Hi! That's my first post in Daniweb Forums. If I go wrong in explaining something or violate rules of posting threads, give me assistance.
Two days back, I installed Fedora 18 having KDE Desktop Environment on my Core i3 Computer. It was working smooth and fine. I have Intel HD 2000 Graphics built-in in my computer but , I purchased Asus GTX 460 video card separately and plugged it in. I attached my LCD display to Asus GTX 460. Everything went smooth. The LCD is the size of 19 inches and is showing its max resolution of 1280X1024 without any blurriness. Only thing I want is that Fedora 18 is not detecting my Asus GTX 460 and instead showing that my video card is Gallium; which I do not know what it is. I want Fedora18 to utilize the full resources of my Computer and I might install some Autodesk 3d software in it. So, I want Asus GTX 460 driver but, do not know how to install it and how to get it.
I'm a newbie to Linux and do not have much knowledge of it so, please help me!
Following are the specs of my computer:
Core i3, Inel HD 2000 GPU (Built-in), Intel DH67CL motherboard, 8GB Kingston DDR3 Ram,
Asus GTX 460 video card, 80 GB Hard drive(on which fedora is installed) other than it I also have SUPER DVD.

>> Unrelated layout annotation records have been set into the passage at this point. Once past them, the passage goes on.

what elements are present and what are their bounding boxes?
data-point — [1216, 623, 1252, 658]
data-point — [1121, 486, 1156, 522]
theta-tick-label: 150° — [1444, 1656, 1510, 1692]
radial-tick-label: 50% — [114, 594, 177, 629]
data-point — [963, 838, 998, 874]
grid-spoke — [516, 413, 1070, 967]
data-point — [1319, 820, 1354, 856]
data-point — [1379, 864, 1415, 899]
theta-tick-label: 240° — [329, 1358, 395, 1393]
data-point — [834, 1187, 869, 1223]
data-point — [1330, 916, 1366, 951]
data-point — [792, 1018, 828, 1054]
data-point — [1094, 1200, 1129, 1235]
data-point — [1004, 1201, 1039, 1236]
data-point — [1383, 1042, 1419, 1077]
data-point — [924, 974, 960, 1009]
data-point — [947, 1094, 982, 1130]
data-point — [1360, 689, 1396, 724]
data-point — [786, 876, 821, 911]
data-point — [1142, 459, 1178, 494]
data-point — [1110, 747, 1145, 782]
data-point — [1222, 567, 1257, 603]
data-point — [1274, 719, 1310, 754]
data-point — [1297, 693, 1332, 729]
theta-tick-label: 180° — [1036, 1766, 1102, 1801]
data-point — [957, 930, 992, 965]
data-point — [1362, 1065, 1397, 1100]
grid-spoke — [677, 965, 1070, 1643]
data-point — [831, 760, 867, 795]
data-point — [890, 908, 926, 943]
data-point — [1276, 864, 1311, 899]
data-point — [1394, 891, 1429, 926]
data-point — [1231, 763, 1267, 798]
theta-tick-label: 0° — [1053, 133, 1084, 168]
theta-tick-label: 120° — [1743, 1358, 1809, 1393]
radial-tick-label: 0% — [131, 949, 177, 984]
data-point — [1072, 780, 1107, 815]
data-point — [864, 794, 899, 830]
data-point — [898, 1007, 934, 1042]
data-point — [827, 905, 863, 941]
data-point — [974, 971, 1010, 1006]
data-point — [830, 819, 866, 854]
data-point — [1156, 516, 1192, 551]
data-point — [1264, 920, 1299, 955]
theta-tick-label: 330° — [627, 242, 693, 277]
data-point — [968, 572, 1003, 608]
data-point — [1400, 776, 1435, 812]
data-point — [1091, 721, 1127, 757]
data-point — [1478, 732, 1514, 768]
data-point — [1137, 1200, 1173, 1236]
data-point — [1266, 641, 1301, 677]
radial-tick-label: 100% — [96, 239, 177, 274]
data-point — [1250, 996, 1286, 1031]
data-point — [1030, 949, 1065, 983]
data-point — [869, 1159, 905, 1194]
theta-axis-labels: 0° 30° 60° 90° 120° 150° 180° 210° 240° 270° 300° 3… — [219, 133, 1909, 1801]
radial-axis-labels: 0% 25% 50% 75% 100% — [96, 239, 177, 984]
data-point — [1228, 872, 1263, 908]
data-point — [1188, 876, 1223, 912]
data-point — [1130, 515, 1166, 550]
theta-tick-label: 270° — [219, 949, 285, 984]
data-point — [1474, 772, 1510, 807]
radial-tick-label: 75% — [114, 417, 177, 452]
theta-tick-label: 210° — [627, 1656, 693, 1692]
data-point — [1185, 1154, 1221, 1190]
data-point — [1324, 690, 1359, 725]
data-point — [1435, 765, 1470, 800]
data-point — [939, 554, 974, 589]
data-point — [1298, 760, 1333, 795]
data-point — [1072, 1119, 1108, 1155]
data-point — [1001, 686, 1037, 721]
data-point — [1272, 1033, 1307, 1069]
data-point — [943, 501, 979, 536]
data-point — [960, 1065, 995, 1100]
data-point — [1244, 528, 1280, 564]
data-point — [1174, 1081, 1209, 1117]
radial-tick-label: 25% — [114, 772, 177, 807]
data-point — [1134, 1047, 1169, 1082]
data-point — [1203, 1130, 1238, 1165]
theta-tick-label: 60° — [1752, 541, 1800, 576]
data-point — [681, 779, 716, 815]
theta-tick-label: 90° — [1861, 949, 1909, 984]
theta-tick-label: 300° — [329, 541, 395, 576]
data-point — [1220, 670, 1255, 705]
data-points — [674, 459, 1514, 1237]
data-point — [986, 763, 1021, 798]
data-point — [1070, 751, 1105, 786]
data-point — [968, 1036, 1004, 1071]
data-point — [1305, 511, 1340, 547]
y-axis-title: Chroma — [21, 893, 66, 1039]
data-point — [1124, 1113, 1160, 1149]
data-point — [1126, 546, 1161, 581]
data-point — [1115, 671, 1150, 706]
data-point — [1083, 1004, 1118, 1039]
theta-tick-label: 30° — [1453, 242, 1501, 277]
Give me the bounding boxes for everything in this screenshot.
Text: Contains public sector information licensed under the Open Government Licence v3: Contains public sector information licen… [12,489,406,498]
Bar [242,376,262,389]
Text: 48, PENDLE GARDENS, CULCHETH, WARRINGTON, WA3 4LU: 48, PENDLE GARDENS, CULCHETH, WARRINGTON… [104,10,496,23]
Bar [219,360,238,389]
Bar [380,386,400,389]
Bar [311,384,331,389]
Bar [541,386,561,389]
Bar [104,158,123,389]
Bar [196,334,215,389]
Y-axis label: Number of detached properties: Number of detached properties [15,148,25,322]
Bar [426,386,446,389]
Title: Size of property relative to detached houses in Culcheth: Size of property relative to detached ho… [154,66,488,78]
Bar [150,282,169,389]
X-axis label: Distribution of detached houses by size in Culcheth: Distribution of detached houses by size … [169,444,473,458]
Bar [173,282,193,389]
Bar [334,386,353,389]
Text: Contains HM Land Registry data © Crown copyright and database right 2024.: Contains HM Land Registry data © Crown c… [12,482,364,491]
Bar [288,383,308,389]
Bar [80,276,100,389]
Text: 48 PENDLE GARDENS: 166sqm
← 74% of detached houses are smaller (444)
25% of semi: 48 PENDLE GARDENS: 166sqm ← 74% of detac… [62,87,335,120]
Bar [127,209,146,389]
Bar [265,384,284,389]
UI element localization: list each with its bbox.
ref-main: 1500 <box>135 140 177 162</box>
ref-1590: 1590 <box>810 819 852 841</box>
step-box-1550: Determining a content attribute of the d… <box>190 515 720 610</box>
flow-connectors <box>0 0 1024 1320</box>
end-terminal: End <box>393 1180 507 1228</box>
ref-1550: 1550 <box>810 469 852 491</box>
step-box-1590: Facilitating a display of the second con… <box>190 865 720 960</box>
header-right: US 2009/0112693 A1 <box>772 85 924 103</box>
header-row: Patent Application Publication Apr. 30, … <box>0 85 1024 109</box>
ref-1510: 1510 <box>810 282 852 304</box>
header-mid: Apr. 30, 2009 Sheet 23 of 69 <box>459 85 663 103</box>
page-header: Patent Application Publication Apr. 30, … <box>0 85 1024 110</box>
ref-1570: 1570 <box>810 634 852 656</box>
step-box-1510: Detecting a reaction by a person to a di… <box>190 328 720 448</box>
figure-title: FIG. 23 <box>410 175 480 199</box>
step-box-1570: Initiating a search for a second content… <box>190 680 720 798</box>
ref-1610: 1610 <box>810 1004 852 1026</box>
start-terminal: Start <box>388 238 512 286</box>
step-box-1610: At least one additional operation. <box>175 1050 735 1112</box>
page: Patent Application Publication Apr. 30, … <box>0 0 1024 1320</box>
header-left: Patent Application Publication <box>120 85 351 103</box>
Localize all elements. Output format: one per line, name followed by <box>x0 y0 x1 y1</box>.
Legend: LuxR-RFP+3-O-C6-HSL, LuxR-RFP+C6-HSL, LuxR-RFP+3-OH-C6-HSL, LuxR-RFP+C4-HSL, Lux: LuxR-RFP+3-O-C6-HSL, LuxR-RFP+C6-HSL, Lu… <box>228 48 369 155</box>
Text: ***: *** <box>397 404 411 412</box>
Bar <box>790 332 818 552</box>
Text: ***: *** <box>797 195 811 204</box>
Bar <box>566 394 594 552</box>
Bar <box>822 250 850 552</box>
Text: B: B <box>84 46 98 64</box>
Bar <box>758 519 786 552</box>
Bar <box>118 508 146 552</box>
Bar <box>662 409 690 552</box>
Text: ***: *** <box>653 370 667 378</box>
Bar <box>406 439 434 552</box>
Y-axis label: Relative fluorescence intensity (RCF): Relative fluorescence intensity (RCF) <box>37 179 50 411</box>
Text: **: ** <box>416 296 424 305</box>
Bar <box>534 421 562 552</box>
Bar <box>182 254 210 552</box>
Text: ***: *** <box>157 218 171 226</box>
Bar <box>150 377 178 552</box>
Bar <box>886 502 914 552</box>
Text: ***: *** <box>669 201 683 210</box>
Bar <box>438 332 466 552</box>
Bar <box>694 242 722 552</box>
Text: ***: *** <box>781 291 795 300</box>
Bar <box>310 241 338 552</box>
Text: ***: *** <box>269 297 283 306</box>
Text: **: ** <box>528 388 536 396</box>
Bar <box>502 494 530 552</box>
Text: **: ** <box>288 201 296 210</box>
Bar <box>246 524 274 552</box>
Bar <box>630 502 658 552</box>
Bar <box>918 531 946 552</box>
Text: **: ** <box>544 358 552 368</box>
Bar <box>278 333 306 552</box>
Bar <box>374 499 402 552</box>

I think Gallium refers to this:
https://en.wikipedia.org/wiki/Gallium3D

Perhaps the system information is reporting the driver in use rather than the model name of the card! I don't know if there are any proprietary drivers available for that particular card in Linux (probably not if you can't find any), but the free/open source drivers currently in use on your machine should fully support it.

Personally I don't think there's a problem. Your new card should be able to handle any 3D CAD/CAM type software you throw at it! If you want to be sure, you could perhaps try finding some benchmarking software to test the card in Fedora. Or just install whatever program you want it to run and see how it performs. I think it'll be fine!

Thankyou for all your help. JasonHippy I liked your answer. Mat199x also posted well. JasonHippy I think you are much more right and I will probably find some benchmarking software test for fedora 18.